Abstroct2Gene Embedding model

This is the embedding model used in the Abstract2Gene project for predicting gene associations from abstracts. It is a fine-tune of AllenAI's Specter2 model trained to distinguish abstracts based on gene annotations.

SentenceTransformer based on allenai/specter2_base

This is a sentence-transformers model finetuned from allenai/specter2_base.
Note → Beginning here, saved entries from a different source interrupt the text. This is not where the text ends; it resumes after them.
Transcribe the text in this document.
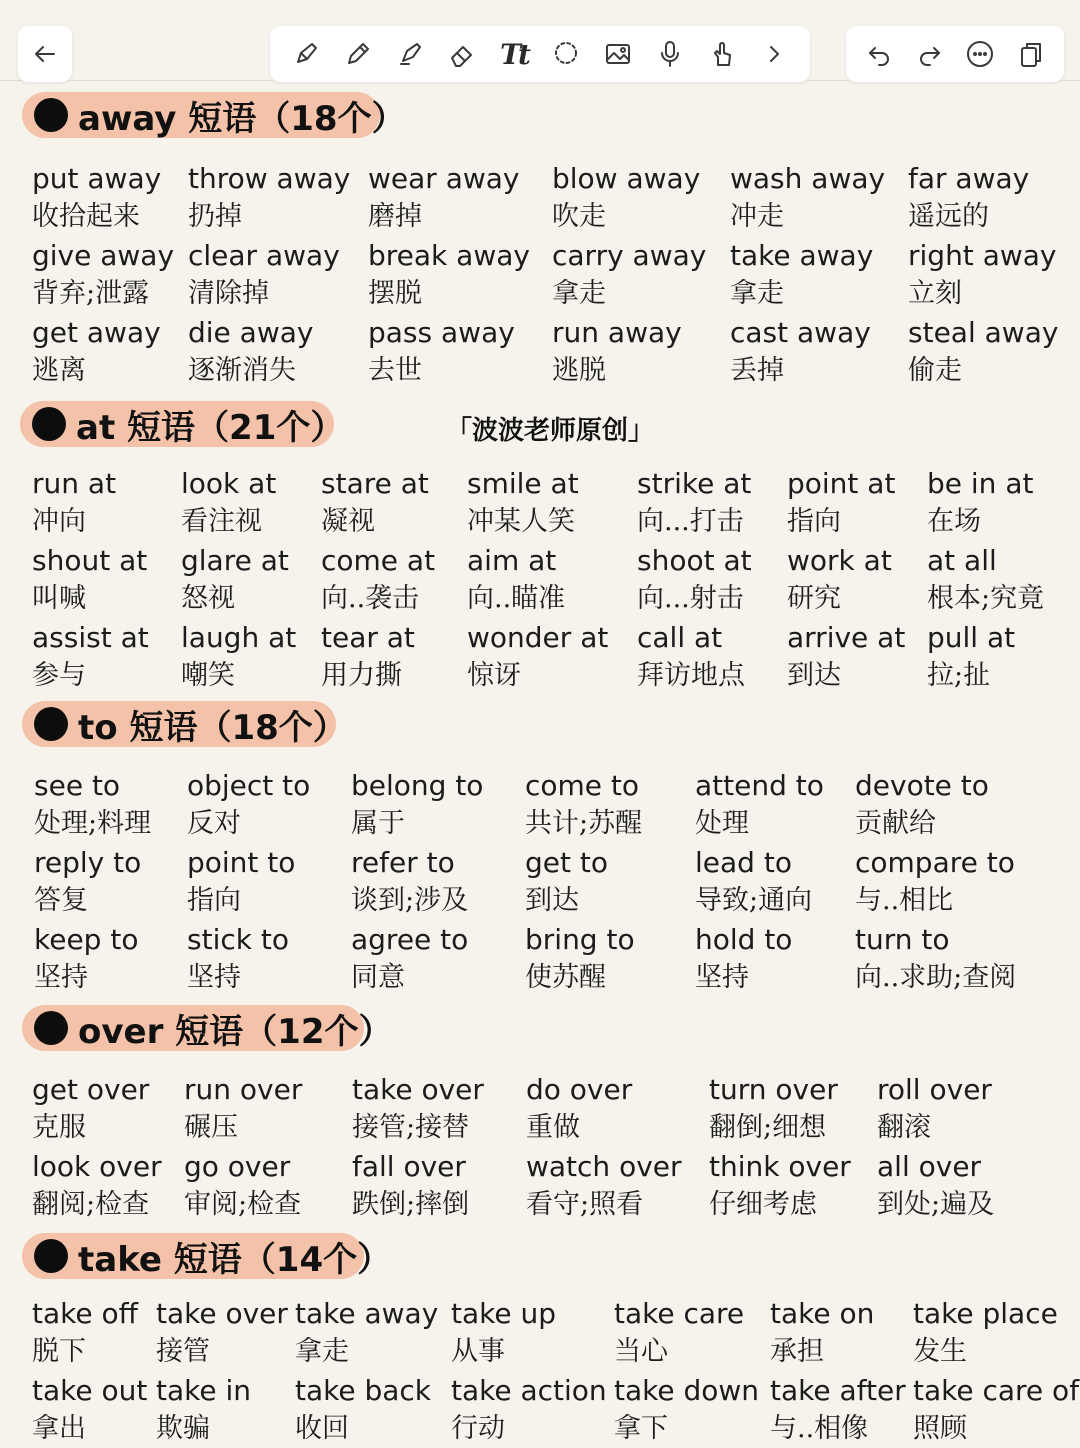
Tt
「波波老师原创」
away 短语（18个）
put away
收拾起来
throw away
扔掉
wear away
磨掉
blow away
吹走
wash away
冲走
far away
遥远的
give away
背弃;泄露
clear away
清除掉
break away
摆脱
carry away
拿走
take away
拿走
right away
立刻
get away
逃离
die away
逐渐消失
pass away
去世
run away
逃脱
cast away
丢掉
steal away
偷走
at 短语（21个）
run at
冲向
look at
看注视
stare at
凝视
smile at
冲某人笑
strike at
向...打击
point at
指向
be in at
在场
shout at
叫喊
glare at
怒视
come at
向..袭击
aim at
向..瞄准
shoot at
向...射击
work at
研究
at all
根本;究竟
assist at
参与
laugh at
嘲笑
tear at
用力撕
wonder at
惊讶
call at
拜访地点
arrive at
到达
pull at
拉;扯
to 短语（18个）
see to
处理;料理
object to
反对
belong to
属于
come to
共计;苏醒
attend to
处理
devote to
贡献给
reply to
答复
point to
指向
refer to
谈到;涉及
get to
到达
lead to
导致;通向
compare to
与..相比
keep to
坚持
stick to
坚持
agree to
同意
bring to
使苏醒
hold to
坚持
turn to
向..求助;查阅
over 短语（12个）
get over
克服
run over
碾压
take over
接管;接替
do over
重做
turn over
翻倒;细想
roll over
翻滚
look over
翻阅;检查
go over
审阅;检查
fall over
跌倒;摔倒
watch over
看守;照看
think over
仔细考虑
all over
到处;遍及
take 短语（14个）
take off
脱下
take over
接管
take away
拿走
take up
从事
take care
当心
take on
承担
take place
发生
take out
拿出
take in
欺骗
take back
收回
take action
行动
take down
拿下
take after
与..相像
take care of
照顾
It maps sentences & paragraphs to a 768-dimensional dense vector space and can be used for semantic textual similarity, semantic search, paraphrase mining, text classification, clustering, and more.

Model Details

Model Description

Model Type: Sentence Transformer
Base model: allenai/specter2_base
Maximum Sequence Length: 512 tokens
Output Dimensionality: 768 dimensions
Similarity Function: Cosine Similarity

Model Sources

Documentation: Sentence Transformers Documentation
Repository: Sentence Transformers on GitHub
Hugging Face: Sentence Transformers on Hugging Face

Full Model Architecture

SentenceTransformer(
  (0): Transformer({'max_seq_length': 512, 'do_lower_case': False}) with Transformer model: BertModel 
  (1): Pooling({'word_embedding_dimension': 768, 'pooling_mode_cls_token': False, 'pooling_mode_mean_tokens': True, 'pooling_mode_max_tokens': False, 'pooling_mode_mean_sqrt_len_tokens': False, 'pooling_mode_weightedmean_tokens': False, 'pooling_mode_lasttoken': False, 'include_prompt': True})
)

Usage

Direct Usage (Sentence Transformers)

First install the Sentence Transformers library:

pip install -U sentence-transformers

Then you can load this model and run inference.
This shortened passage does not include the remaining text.